Ex-Kennedy wife says Vatican overturns annulment
BOSTON (Reuters) - After a decade-long crusade, Sheila Rauch Kennedy said on Thursday the Roman Catholic Church had overturned its annulment of her 12-year marriage to former Rep. Joseph P. Kennedy.
Rauch Kennedy had taken her appeal of the Boston Archdiocese's 1996 annulment of their marriage to the Vatican and in May was informed of the decision, she said in a telephone interview.
"It's been a long haul," said Rauch Kennedy, 58. "My joy is a bit tempered in that I think unless people know that they have the right to appeal to Rome, they don't get a fair shake here if they're trying to defend their marriage in the United States."

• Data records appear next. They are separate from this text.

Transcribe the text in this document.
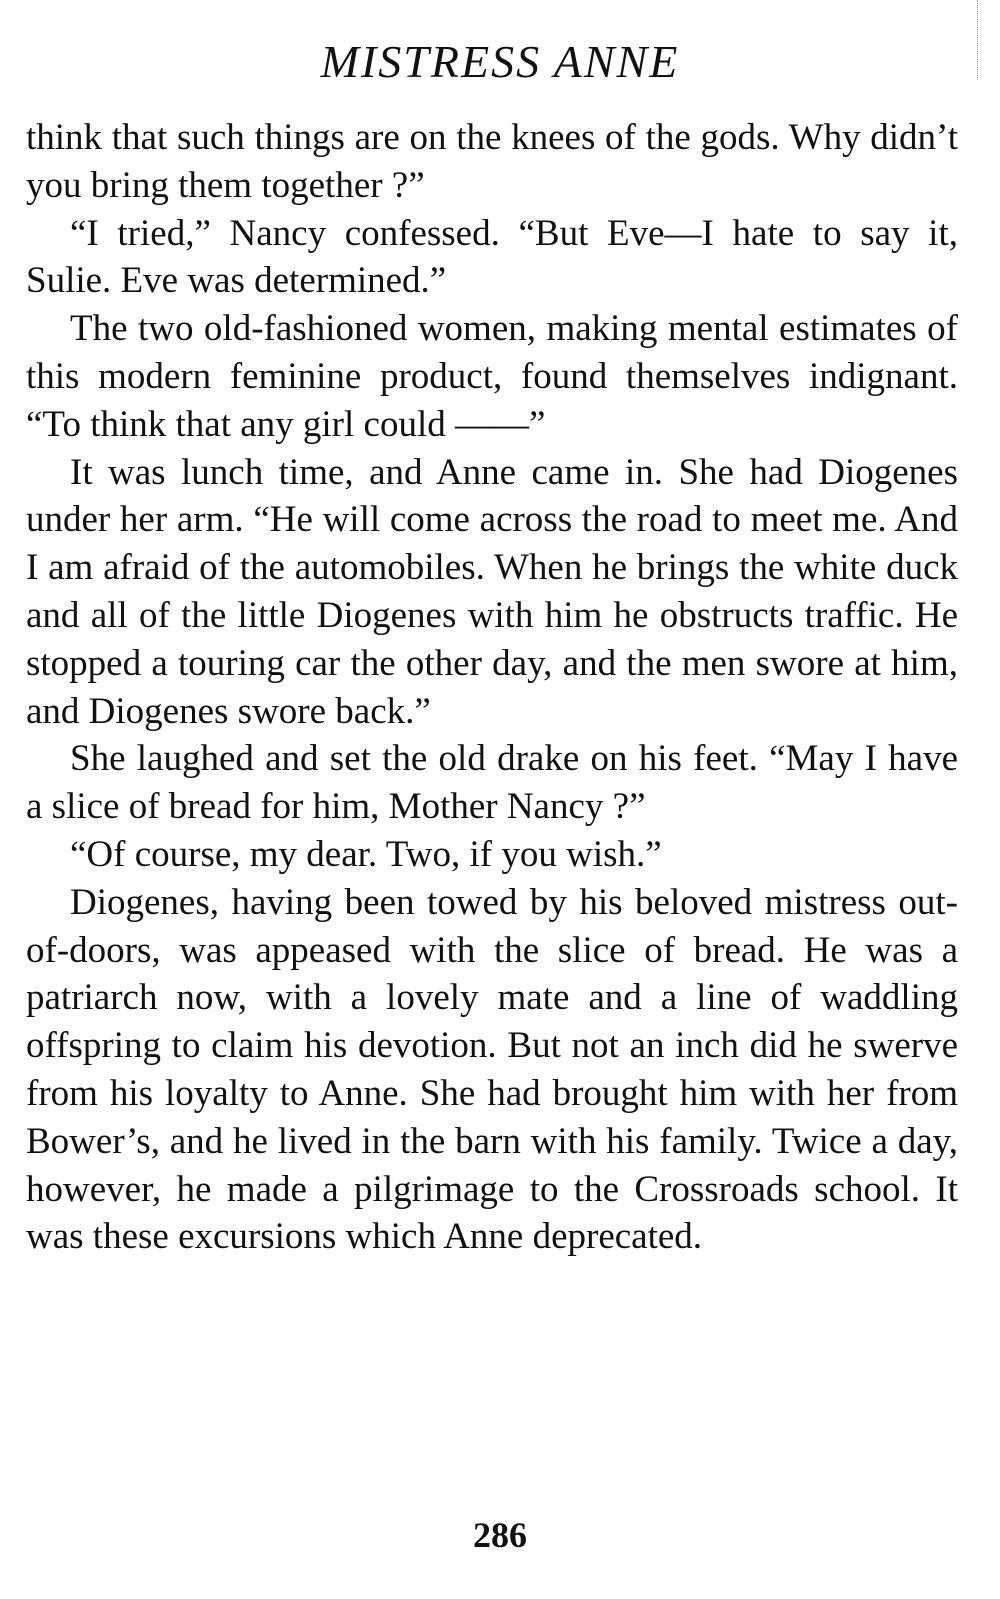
MISTRESS ANNE

think that such things are on the knees of the gods. Why didn’t you bring them together ?”

“I tried,” Nancy confessed. “But Eve—I hate to say it, Sulie. Eve was determined.”

The two old-fashioned women, making mental estimates of this modern feminine product, found themselves indignant. “To think that any girl could ——”

It was lunch time, and Anne came in. She had Diogenes under her arm. “He will come across the road to meet me. And I am afraid of the automobiles. When he brings the white duck and all of the little Diogenes with him he obstructs traffic. He stopped a touring car the other day, and the men swore at him, and Diogenes swore back.”

She laughed and set the old drake on his feet. “May I have a slice of bread for him, Mother Nancy ?”

“Of course, my dear. Two, if you wish.”

Diogenes, having been towed by his beloved mistress out-of-doors, was appeased with the slice of bread. He was a patriarch now, with a lovely mate and a line of waddling offspring to claim his devotion. But not an inch did he swerve from his loyalty to Anne. She had brought him with her from Bower’s, and he lived in the barn with his family. Twice a day, however, he made a pilgrimage to the Crossroads school. It was these excursions which Anne deprecated.

286
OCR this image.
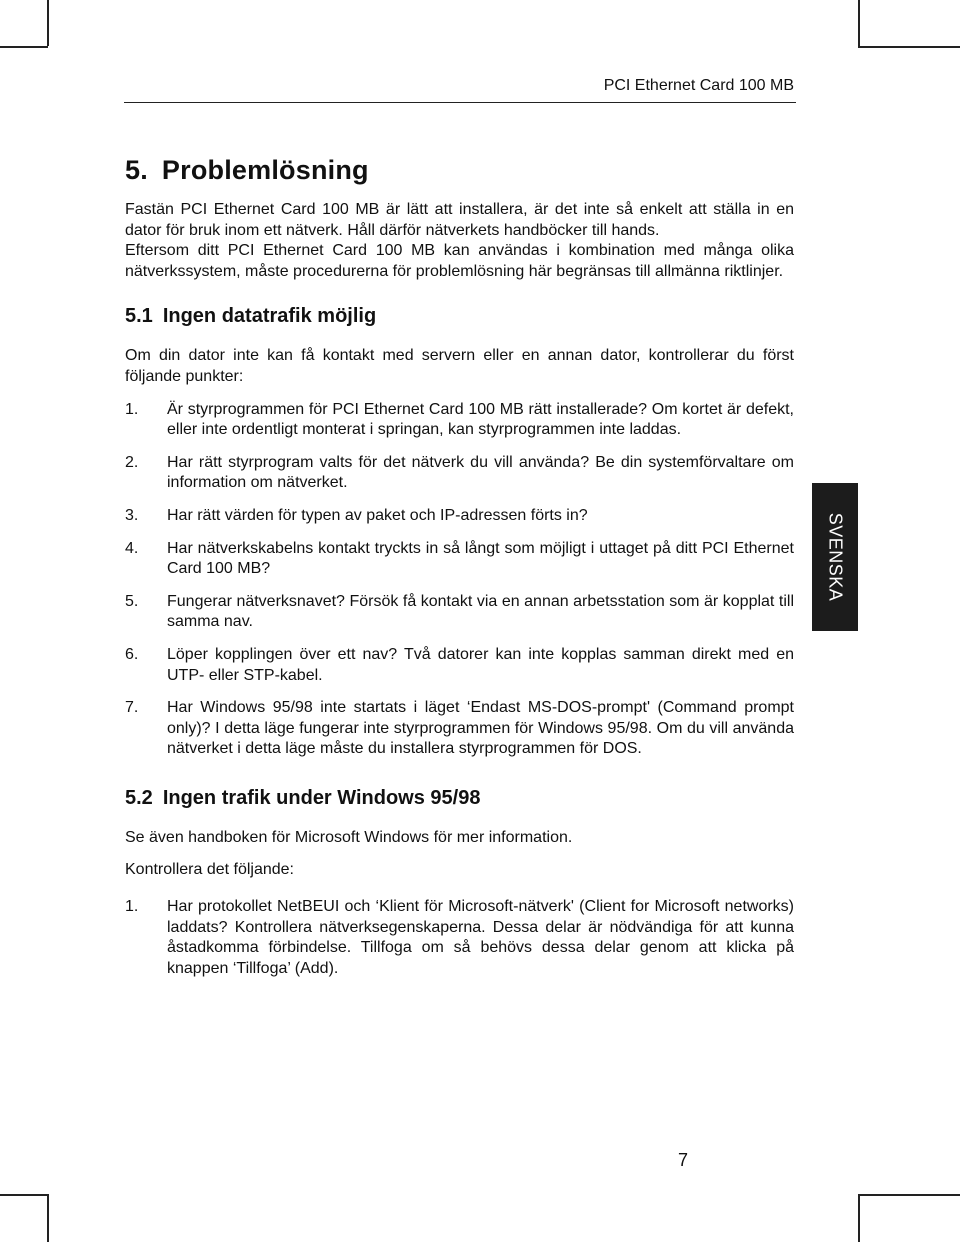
PCI Ethernet Card 100 MB
5. Problemlösning

Fastän PCI Ethernet Card 100 MB är lätt att installera, är det inte så enkelt att ställa in en dator för bruk inom ett nätverk. Håll därför nätverkets handböcker till hands.

Eftersom ditt PCI Ethernet Card 100 MB kan användas i kombination med många olika nätverkssystem, måste procedurerna för problemlösning här begränsas till allmänna riktlinjer.

5.1 Ingen datatrafik möjlig

Om din dator inte kan få kontakt med servern eller en annan dator, kontrollerar du först följande punkter:

1.	Är styrprogrammen för PCI Ethernet Card 100 MB rätt installerade? Om kortet är defekt, eller inte ordentligt monterat i springan, kan styrprogrammen inte laddas.
2.	Har rätt styrprogram valts för det nätverk du vill använda? Be din systemförvaltare om information om nätverket.
3.	Har rätt värden för typen av paket och IP-adressen förts in?
4.	Har nätverkskabelns kontakt tryckts in så långt som möjligt i uttaget på ditt PCI Ethernet Card 100 MB?
5.	Fungerar nätverksnavet? Försök få kontakt via en annan arbetsstation som är kopplat till samma nav.
6.	Löper kopplingen över ett nav? Två datorer kan inte kopplas samman direkt med en UTP- eller STP-kabel.
7.	Har Windows 95/98 inte startats i läget ‘Endast MS-DOS-prompt' (Command prompt only)? I detta läge fungerar inte styrprogrammen för Windows 95/98. Om du vill använda nätverket i detta läge måste du installera styrprogrammen för DOS.
5.2 Ingen trafik under Windows 95/98

Se även handboken för Microsoft Windows för mer information.

Kontrollera det följande:

1.	Har protokollet NetBEUI och ‘Klient för Microsoft-nätverk' (Client for Microsoft networks) laddats? Kontrollera nätverksegenskaperna. Dessa delar är nödvändiga för att kunna åstadkomma förbindelse. Tillfoga om så behövs dessa delar genom att klicka på knappen ‘Tillfoga’ (Add).
SVENSKA
7
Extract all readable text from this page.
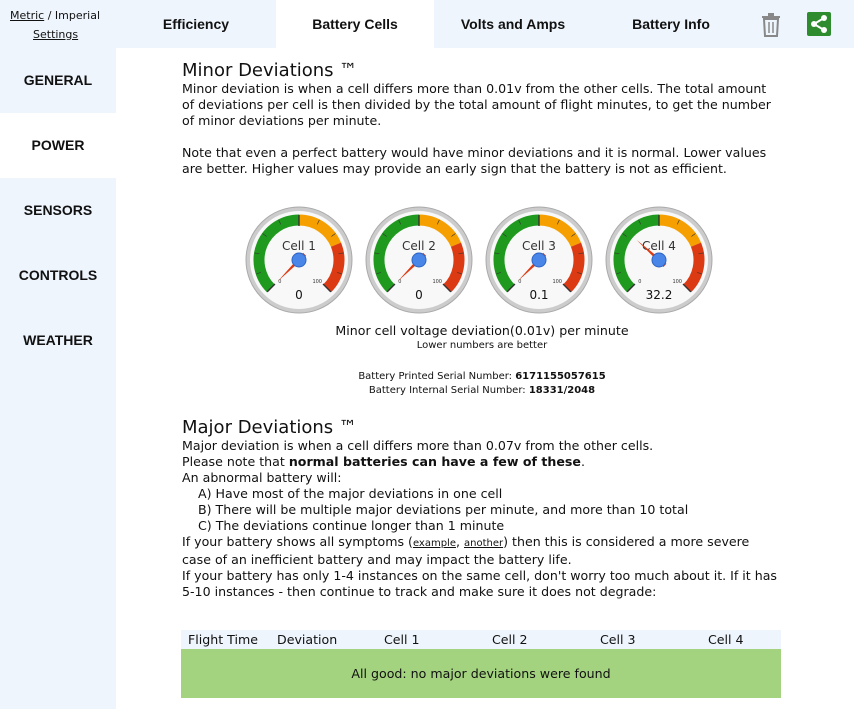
Metric / Imperial
Settings
Efficiency	Battery Cells	Volts and Amps	Battery Info
GENERAL
POWER
SENSORS
CONTROLS
WEATHER
Minor Deviations ™
Minor deviation is when a cell differs more than 0.01v from the other cells. The total amount of deviations per cell is then divided by the total amount of flight minutes, to get the number of minor deviations per minute.
Note that even a perfect battery would have minor deviations and it is normal. Lower values are better. Higher values may provide an early sign that the battery is not as efficient.
Cell 1
0	100
0
Cell 2
0	100
0
Cell 3
0	100
0.1
Cell 4
0	100
32.2
Minor cell voltage deviation(0.01v) per minute
Lower numbers are better
Battery Printed Serial Number: 6171155057615
Battery Internal Serial Number: 18331/2048
Major Deviations ™
Major deviation is when a cell differs more than 0.07v from the other cells.
Please note that normal batteries can have a few of these.
An abnormal battery will:
A) Have most of the major deviations in one cell
B) There will be multiple major deviations per minute, and more than 10 total
C) The deviations continue longer than 1 minute
If your battery shows all symptoms (example, another) then this is considered a more severe case of an inefficient battery and may impact the battery life.
If your battery has only 1-4 instances on the same cell, don't worry too much about it. If it has 5-10 instances - then continue to track and make sure it does not degrade:
Flight Time Deviation	Cell 1	Cell 2	Cell 3	Cell 4
All good: no major deviations were found
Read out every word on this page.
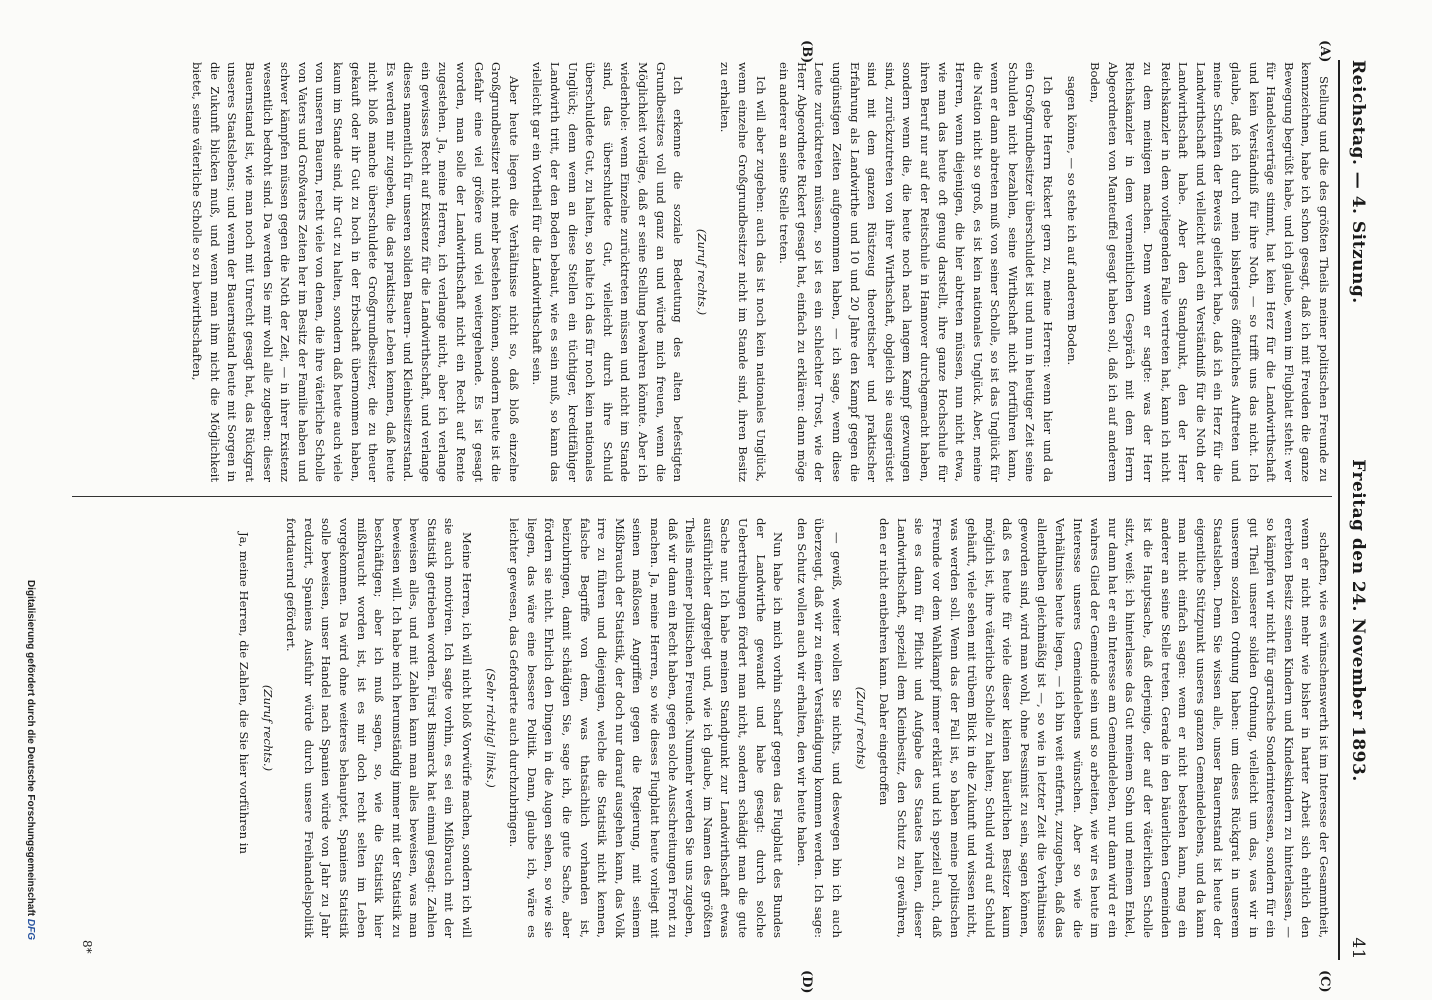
Reichstag. — 4. Sitzung.
Freitag den 24. November 1893.
41
(A)
(B)
(C)
(D)

Stellung und die des größten Theils meiner politischen Freunde zu kennzeichnen, habe ich schon gesagt, daß ich mit Freuden die ganze Bewegung begrüßt habe, und ich glaube, wenn im Flugblatt steht: wer für Handelsverträge stimmt, hat kein Herz für die Landwirthschaft und kein Verständniß für ihre Noth, — so trifft uns das nicht. Ich glaube, daß ich durch mein bisheriges öffentliches Auftreten und meine Schriften der Beweis geliefert habe, daß ich ein Herz für die Landwirthschaft und vielleicht auch ein Verständniß für die Noth der Landwirthschaft habe. Aber den Standpunkt, den der Herr Reichskanzler in dem vorliegenden Falle vertreten hat, kann ich nicht zu dem meinigen machen. Denn wenn er sagte: was der Herr Reichskanzler in dem vermeintlichen Gespräch mit dem Herrn Abgeordneten von Manteuffel gesagt haben soll, daß ich auf anderem Boden,

sagen könne, — so stehe ich auf anderem Boden.

Ich gebe Herrn Rickert gern zu, meine Herren: wenn hier und da ein Großgrundbesitzer überschuldet ist und nun in heutiger Zeit seine Schulden nicht bezahlen, seine Wirthschaft nicht fortführen kann, wenn er dann abtreten muß von seiner Scholle, so ist das Unglück für die Nation nicht so groß, es ist kein nationales Unglück. Aber, meine Herren, wenn diejenigen, die hier abtreten müssen, nun nicht etwa, wie man das heute oft genug darstellt, ihre ganze Hochschule für ihren Beruf nur auf der Reitschule in Hannover durchgemacht haben, sondern wenn die, die heute noch nach langem Kampf gezwungen sind, zurückzutreten von ihrer Wirthschaft, obgleich sie ausgerüstet sind mit dem ganzen Rüstzeug theoretischer und praktischer Erfahrung als Landwirthe und 10 und 20 Jahre den Kampf gegen die ungünstigen Zeiten aufgenommen haben, — ich sage, wenn diese Leute zurücktreten müssen, so ist es ein schlechter Trost, wie der Herr Abgeordnete Rickert gesagt hat, einfach zu erklären: dann möge ein anderer an seine Stelle treten.

Ich will aber zugeben: auch das ist noch kein nationales Unglück, wenn einzelne Großgrundbesitzer nicht im Stande sind, ihren Besitz zu erhalten.

(Zuruf rechts.)

Ich erkenne die soziale Bedeutung des alten befestigten Grundbesitzes voll und ganz an und würde mich freuen, wenn die Möglichkeit vorläge, daß er seine Stellung bewahren könnte. Aber ich wiederhole: wenn Einzelne zurücktreten müssen und nicht im Stande sind, das überschuldete Gut, vielleicht durch ihre Schuld überschuldete Gut, zu halten, so halte ich das für noch kein nationales Unglück; denn wenn an diese Stellen ein tüchtiger, kreditfähiger Landwirth tritt, der den Boden bebaut, wie es sein muß, so kann das vielleicht gar ein Vortheil für die Landwirthschaft sein.

Aber heute liegen die Verhältnisse nicht so, daß bloß einzelne Großgrundbesitzer nicht mehr bestehen können, sondern heute ist die Gefahr eine viel größere und viel weitergehende. Es ist gesagt worden, man solle der Landwirthschaft nicht ein Recht auf Rente zugestehen. Ja, meine Herren, ich verlange nicht, aber ich verlange ein gewisses Recht auf Existenz für die Landwirthschaft, und verlange dieses namentlich für unseren soliden Bauern- und Kleinbesitzerstand. Es werden mir zugeben, die das praktische Leben kennen, daß heute nicht bloß manche überschuldete Großgrundbesitzer, die zu theuer gekauft oder ihr Gut zu hoch in der Erbschaft übernommen haben, kaum im Stande sind, ihr Gut zu halten, sondern daß heute auch viele von unseren Bauern, recht viele von denen, die ihre väterliche Scholle von Vaters und Großvaters Zeiten her im Besitz der Familie haben und schwer kämpfen müssen gegen die Noth der Zeit, — in ihrer Existenz wesentlich bedroht sind. Da werden Sie mir wohl alle zugeben: dieser Bauernstand ist, wie man noch mit Unrecht gesagt hat, das Rückgrat unseres Staatslebens; und wenn der Bauernstand heute mit Sorgen in die Zukunft blicken muß, und wenn man ihm nicht die Möglichkeit bietet, seine väterliche Scholle so zu bewirthschaften,

schaften, wie es wünschenswerth ist im Interesse der Gesammtheit, wenn er nicht mehr wie bisher in harter Arbeit sich ehrlich den ererbten Besitz seinen Kindern und Kindeskindern zu hinterlassen, — so kämpfen wir nicht für agrarische Sonderinteressen, sondern für ein gut Theil unserer soliden Ordnung, vielleicht um das, was wir in unserem sozialen Ordnung haben: um dieses Rückgrat in unserem Staatsleben. Denn Sie wissen alle, unser Bauernstand ist heute der eigentliche Stützpunkt unseres ganzen Gemeindelebens, und da kann man nicht einfach sagen: wenn er nicht bestehen kann, mag ein anderer an seine Stelle treten. Gerade in den bäuerlichen Gemeinden ist die Hauptsache, daß derjenige, der auf der väterlichen Scholle sitzt, weiß: ich hinterlasse das Gut meinem Sohn und meinem Enkel, nur dann hat er ein Interesse am Gemeindeleben, nur dann wird er ein wahres Glied der Gemeinde sein und so arbeiten, wie wir es heute im Interesse unseres Gemeindelebens wünschen. Aber so wie die Verhältnisse heute liegen, — ich bin weit entfernt, zuzugeben, daß das allenthalben gleichmäßig ist —, so wie in letzter Zeit die Verhältnisse geworden sind, wird man wohl, ohne Pessimist zu sein, sagen können, daß es heute für viele dieser kleinen bäuerlichen Besitzer kaum möglich ist, ihre väterliche Scholle zu halten; Schuld wird auf Schuld gehäuft, viele sehen mit trübem Blick in die Zukunft und wissen nicht, was werden soll. Wenn das der Fall ist, so haben meine politischen Freunde vor dem Wahlkampf immer erklärt und ich speziell auch, daß sie es dann für Pflicht und Aufgabe des Staates halten, dieser Landwirthschaft, speziell dem Kleinbesitz, den Schutz zu gewähren, den er nicht entbehren kann. Daher eingetroffen

(Zuruf rechts)

— gewiß, weiter wollen Sie nichts, und deswegen bin ich auch überzeugt, daß wir zu einer Verständigung kommen werden. Ich sage: den Schutz wollen auch wir erhalten, den wir heute haben.

Nun habe ich mich vorhin scharf gegen das Flugblatt des Bundes der Landwirthe gewandt und habe gesagt: durch solche Uebertreibungen fördert man nicht, sondern schädigt man die gute Sache nur. Ich habe meinen Standpunkt zur Landwirthschaft etwas ausführlicher dargelegt und, wie ich glaube, im Namen des größten Theils meiner politischen Freunde. Nunmehr werden Sie uns zugeben, daß wir dann ein Recht haben, gegen solche Ausschreitungen Front zu machen. Ja, meine Herren, so wie dieses Flugblatt heute vorliegt mit seinen maßlosen Angriffen gegen die Regierung, mit seinem Mißbrauch der Statistik, der doch nur darauf ausgehen kann, das Volk irre zu führen und diejenigen, welche die Statistik nicht kennen, falsche Begriffe von dem, was thatsächlich vorhanden ist, beizubringen, damit schädigen Sie, sage ich, die gute Sache, aber fördern sie nicht. Ehrlich den Dingen in die Augen sehen, so wie sie liegen, das wäre eine bessere Politik. Dann, glaube ich, wäre es leichter gewesen, das Geforderte auch durchzubringen.

(Sehr richtig! links.)

Meine Herren, ich will nicht bloß Vorwürfe machen, sondern ich will sie auch motiviren. Ich sagte vorhin, es sei ein Mißbrauch mit der Statistik getrieben worden. Fürst Bismarck hat einmal gesagt: Zahlen beweisen alles, und mit Zahlen kann man alles beweisen, was man beweisen will. Ich habe mich herumständig immer mit der Statistik zu beschäftigen; aber ich muß sagen, so, wie die Statistik hier mißbraucht worden ist, ist es mir doch recht selten im Leben vorgekommen. Da wird ohne weiteres behauptet, Spaniens Statistik solle beweisen, unser Handel nach Spanien würde von Jahr zu Jahr reduzirt, Spaniens Ausfuhr würde durch unsere Freihandelspolitik fortdauernd gefördert.

(Zuruf rechts.)

Ja, meine Herren, die Zahlen, die Sie hier vorführen in

8*
Digitalisierung gefördert durch die Deutsche Forschungsgemeinschaft DFG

The couple also had a civil divorce and Rauch Kennedy took her campaign against the annulment public in 1997 with the book "Shattered Faith." It came at a time of trouble for prominent Democratic political family -- which produced President John F. Kennedy and John's brother and Joseph's father Robert F. Kennedy, both of whom were assassinated, as well as current Sen. Edward Kennedy.
In the wake of the book's publication, as well as the death of his brother Michael in a skiing accident, Joseph Kennedy withdrew from politics. Today he heads Citizens Energy Corp., a Boston-based nonprofit group that focuses on making energy affordable for consumers.
Calls to Joseph Kennedy's office seeking comment were not returned. He has since married Beth Kelly Kennedy.
Divorce is prohibited in the Roman Catholic Church and an annulment, which is an official ruling that a marriage was never valid, is required for Catholics who wish to remarry in the church.
Rauch Kennedy said she had objected to the idea that a marriage that lasted from 1979 to 1991 and produced twin sons, now 26, had not been valid.
"We had a true and valid marriage," said Rauch Kennedy, who is Episcopalian. "While the marriage failed, I think we need to accept responsibility for that and not say, 'You know, God didn't bless the union from the beginning and it's really out of our hands.'"
A spokesman for the Archdiocese of Boston did not return a call for comment.